1 Ekim Başkanlar Günü’nde Claudia Sheinbaum Göreve geldiğinde askerler güneydeki Chiapas eyaletinde bir kamyona ateş açarak altı göçmeni öldürdü. Bu saldırıda 11 yaşındaki Mısırlı bir kız, 18 yaşındaki kız kardeşi ve El Salvadorlu 17 yaşındaki bir erkek çocuğun yanı sıra Peru ve Honduras’tan gelen insanlar da hayatını kaybetti.

Bakanlığın Pazar günü geç saatlerde yaptığı açıklamada, en son silahlı saldırı olaylarının Cumartesi günü Kaliforniya sınırındaki Otay Mesa’nın doğusunda, Meksikalı göçmen kaçakçıları tarafından sıklıkla kullanılan Tecate yakınlarındaki toprak yolda meydana geldiği belirtildi.

Savunma Bakanlığı, resmi olmayan bir sınır kapısı ve La Romorosa olarak bilinen bir rüzgar enerjisi santralinin yakınındaki bölgede gri bir kamyonet ve beyaz bir SUV olmak üzere iki aracın tespit edilmesinin ardından Ulusal Muhafız askeri devriyesine ateş açıldığını söyledi.

Kamyonlardan biri hızla kaçarak kaçtı. Ulusal Muhafızlar diğer kamyona ateş açarak iki Kolombiyalıyı öldürdü ve dört kişiyi de yaraladı. Durumları hakkında acil bilgi mevcut değildi ve katılan gardiyanlar arasında herhangi bir yaralanma bildirilmedi.

Bakanlıklar, Kolombiyalı bir adam ve Meksikalı bir adamın olay yerinde zarar görmeden bulunduğunu ve polis memurlarının olay yerinde bir tabanca ve genellikle saldırı tüfeği için kullanılan birkaç şarjör bulduğunu söyledi.

Kolombiyalılar bazen göçmen kaçakçılığına da yoğun bir şekilde dahil olan Meksika uyuşturucu kartelleri için silahlı adam olarak işe alınıyor.
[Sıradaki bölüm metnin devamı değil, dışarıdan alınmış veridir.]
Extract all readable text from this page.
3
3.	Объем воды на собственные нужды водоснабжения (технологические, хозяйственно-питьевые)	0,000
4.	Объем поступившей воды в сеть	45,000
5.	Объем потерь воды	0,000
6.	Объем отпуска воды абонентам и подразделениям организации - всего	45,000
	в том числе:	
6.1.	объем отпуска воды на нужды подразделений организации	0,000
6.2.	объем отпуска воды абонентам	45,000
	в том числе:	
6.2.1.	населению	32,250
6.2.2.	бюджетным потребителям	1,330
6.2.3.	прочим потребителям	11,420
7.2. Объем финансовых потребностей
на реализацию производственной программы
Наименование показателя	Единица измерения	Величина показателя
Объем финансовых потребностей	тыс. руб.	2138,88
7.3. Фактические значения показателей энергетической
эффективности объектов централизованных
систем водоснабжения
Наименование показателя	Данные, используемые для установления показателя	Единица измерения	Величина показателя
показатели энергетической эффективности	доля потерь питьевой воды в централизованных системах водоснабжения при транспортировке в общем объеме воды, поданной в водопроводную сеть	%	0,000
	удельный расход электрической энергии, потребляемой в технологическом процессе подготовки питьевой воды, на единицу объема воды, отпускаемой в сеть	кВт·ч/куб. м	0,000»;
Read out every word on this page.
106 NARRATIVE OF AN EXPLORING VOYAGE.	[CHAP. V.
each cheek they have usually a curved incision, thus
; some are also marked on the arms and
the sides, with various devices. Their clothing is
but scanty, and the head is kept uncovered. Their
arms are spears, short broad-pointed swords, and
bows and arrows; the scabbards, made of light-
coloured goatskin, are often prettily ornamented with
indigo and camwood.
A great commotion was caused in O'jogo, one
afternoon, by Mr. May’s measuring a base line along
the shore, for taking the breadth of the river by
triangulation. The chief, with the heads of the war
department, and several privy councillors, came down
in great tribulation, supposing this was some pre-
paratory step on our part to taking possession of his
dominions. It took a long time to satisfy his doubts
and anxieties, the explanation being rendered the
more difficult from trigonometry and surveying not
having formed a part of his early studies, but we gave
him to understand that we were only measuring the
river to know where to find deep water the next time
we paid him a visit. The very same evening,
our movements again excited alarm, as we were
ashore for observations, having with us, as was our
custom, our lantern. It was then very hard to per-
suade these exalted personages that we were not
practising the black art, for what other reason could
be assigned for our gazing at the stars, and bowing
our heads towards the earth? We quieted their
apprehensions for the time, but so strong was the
Ancak hayatta kalan kişinin göçmen bürosu yetkililerine teslim edilmesi ve Dış İlişkiler Departmanı’nın Kolombiya konsolosluğuyla temasa geçmesi onların göçmen olduğunu gösteriyor.

Kartel silahlı adamları bazen göçmenlere ABD sınırına giderken eşlik ediyor veya onları kaçırıyor. Olası bir senaryo, silahlı göçmen kaçakçılarının bir veya her iki kamyonda da olabileceği, ancak göçmenlerin aslında silahsız seyirciler olduğudur.

Savunma Bakanlığı, olay soruşturulurken ateş açan üç Ulusal Muhafız subayının görevden alındığını söyledi.

30 Eylül’de görevden ayrılan eski Başkan Andrés Manuel López Obrador, orduya kamusal yaşamda ve kanunların uygulanmasında benzeri görülmemiş derecede geniş bir rol verdi; Askeri Muhafızlar, polisin yerini alarak ülkenin ana kolluk kuvvetleri olarak birleşik askeri güçler kurdu ve kullandı. Muhafız o zamandan beri ordunun kontrolü altına alındı.

Ancak eleştirmenler, ordunun sivil kolluk kuvvetleri çalışmalarını yürütecek şekilde eğitilmediğini söylüyor. Üstelik bu tür çatışmalardaki orantısız ölü sayısı (tüm ölüm ve yaralanmaların tek taraflı gerçekleşmesi), aktivistler arasında bir çatışmanın gerçekten olup olmadığı konusunda şüpheler uyandırıyor.

Örneğin Chiapas’ta ateş açan ve suçlamalarla gözaltına alınan askerler, ateş açmadan önce “patlama” duyduklarını iddia etti. Olay yerinde silah bulunduğuna dair herhangi bir belirti yoktu.